We want information professionals to define and adopt a self-regulation code for LGBTQI matters, as has already been done for minors and ethnic minorities in the Treviso and Rome Charters.

We want Italy to become a protagonist in the field of human rights defense in the world, giving maximum support to the work of the UN for the decriminalization of homosexuality and for the universal abolition of the death penalty, remembering that in some countries it is also foreseen for the crimes of homosexuality and transsexuality.

We want Italy to fully implement European Directive 85 of 2005 and international standards regarding refugee status for people persecuted in their home countries because of their sexual orientation and gender identity.

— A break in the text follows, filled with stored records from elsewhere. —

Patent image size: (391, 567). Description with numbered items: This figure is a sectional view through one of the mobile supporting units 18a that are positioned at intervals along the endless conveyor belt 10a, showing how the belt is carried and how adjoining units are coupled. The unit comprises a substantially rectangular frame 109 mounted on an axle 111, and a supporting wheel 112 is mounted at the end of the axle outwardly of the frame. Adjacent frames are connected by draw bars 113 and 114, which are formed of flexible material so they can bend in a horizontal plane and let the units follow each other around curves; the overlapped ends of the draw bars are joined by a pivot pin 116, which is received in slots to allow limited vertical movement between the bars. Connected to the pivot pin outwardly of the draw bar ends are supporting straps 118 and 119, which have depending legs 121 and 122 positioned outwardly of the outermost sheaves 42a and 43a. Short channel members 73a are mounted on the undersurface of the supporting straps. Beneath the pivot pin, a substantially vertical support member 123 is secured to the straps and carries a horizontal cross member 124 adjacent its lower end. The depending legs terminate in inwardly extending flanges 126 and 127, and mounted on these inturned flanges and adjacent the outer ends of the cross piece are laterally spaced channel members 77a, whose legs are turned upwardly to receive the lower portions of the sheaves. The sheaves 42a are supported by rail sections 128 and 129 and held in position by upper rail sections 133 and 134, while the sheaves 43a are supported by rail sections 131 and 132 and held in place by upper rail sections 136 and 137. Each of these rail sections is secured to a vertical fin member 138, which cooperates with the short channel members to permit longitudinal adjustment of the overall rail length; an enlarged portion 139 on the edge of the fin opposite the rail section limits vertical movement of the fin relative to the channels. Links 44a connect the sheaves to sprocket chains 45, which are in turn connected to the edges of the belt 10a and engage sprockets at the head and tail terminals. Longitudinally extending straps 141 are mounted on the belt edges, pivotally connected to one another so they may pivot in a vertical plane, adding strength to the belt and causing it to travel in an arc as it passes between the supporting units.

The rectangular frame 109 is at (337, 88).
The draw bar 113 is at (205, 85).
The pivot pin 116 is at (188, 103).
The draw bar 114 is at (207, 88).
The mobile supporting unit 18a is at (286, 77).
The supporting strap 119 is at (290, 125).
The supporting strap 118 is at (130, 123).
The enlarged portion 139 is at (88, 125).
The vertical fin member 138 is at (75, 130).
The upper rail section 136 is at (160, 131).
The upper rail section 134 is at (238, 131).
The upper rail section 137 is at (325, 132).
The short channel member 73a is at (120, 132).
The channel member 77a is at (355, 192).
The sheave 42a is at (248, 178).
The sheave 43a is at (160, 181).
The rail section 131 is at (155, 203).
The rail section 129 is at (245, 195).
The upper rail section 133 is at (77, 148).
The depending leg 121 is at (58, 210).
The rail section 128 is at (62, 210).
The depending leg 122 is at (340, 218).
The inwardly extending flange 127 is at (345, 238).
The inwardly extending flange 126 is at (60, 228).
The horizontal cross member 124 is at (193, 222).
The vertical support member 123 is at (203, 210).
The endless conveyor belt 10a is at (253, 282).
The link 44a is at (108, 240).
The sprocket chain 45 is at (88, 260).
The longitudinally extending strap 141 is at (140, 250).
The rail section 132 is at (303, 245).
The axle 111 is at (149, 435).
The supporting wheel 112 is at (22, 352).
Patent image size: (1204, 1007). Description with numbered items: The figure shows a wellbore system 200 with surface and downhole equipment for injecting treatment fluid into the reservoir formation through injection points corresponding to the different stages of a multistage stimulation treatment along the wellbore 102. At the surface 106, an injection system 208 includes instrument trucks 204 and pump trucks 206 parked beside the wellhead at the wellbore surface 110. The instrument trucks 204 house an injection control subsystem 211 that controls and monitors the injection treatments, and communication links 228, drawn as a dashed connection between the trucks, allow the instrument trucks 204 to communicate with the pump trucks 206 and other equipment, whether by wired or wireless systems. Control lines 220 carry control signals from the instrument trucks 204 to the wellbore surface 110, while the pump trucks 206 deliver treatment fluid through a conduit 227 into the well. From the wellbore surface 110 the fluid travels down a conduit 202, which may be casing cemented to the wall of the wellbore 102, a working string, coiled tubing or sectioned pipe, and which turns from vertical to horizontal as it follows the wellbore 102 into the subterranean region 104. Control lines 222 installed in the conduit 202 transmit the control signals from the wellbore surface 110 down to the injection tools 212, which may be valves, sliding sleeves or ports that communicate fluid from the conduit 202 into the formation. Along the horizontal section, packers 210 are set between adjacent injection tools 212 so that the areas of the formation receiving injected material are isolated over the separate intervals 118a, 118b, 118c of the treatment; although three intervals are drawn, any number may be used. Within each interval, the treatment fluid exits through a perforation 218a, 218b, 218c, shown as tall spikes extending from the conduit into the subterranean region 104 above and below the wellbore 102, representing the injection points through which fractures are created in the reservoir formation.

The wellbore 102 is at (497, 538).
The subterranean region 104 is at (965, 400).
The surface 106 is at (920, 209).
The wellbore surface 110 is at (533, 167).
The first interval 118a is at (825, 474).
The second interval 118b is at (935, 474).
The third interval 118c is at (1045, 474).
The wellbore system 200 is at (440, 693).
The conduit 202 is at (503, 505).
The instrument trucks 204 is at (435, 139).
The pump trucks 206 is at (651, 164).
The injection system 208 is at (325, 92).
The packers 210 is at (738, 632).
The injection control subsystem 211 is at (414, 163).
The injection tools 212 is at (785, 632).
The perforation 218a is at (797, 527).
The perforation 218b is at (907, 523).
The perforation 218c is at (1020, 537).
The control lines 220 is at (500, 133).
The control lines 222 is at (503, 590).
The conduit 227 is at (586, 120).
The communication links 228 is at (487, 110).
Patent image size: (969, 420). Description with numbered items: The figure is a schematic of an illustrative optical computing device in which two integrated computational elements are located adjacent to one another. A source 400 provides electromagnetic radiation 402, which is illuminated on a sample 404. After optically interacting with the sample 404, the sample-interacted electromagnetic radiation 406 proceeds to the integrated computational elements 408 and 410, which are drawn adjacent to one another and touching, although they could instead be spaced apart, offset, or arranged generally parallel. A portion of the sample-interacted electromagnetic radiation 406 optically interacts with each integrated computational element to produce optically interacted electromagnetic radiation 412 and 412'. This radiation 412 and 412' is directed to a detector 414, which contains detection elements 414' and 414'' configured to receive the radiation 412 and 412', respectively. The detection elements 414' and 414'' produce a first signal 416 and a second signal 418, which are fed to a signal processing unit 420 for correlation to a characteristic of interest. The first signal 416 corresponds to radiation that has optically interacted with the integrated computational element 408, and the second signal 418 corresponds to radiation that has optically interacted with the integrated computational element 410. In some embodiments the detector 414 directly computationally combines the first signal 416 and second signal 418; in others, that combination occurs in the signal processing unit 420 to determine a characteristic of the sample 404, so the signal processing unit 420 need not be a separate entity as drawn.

We want Italian Regions and Municipalities to guarantee equal conditions regarding the interventions and services implemented, within their sphere of competence, removing any discrimination deriving from sexual orientation and gender identity which, therefore, leads to the impossibility of accessing full citizenship for LGBTQI people (with particular reference to healthcare, economic assistance, and housing assistance).

We also want local authorities to promote proper information and awareness about sexually transmitted diseases and to increase funding for organizations that provide care and assistance to people living with HIV and AIDS.

We want local authorities to provide spaces and opportunities for gathering, information, and awareness of LGBTQI culture, encouraging diverse cultural expressions, including through financial support.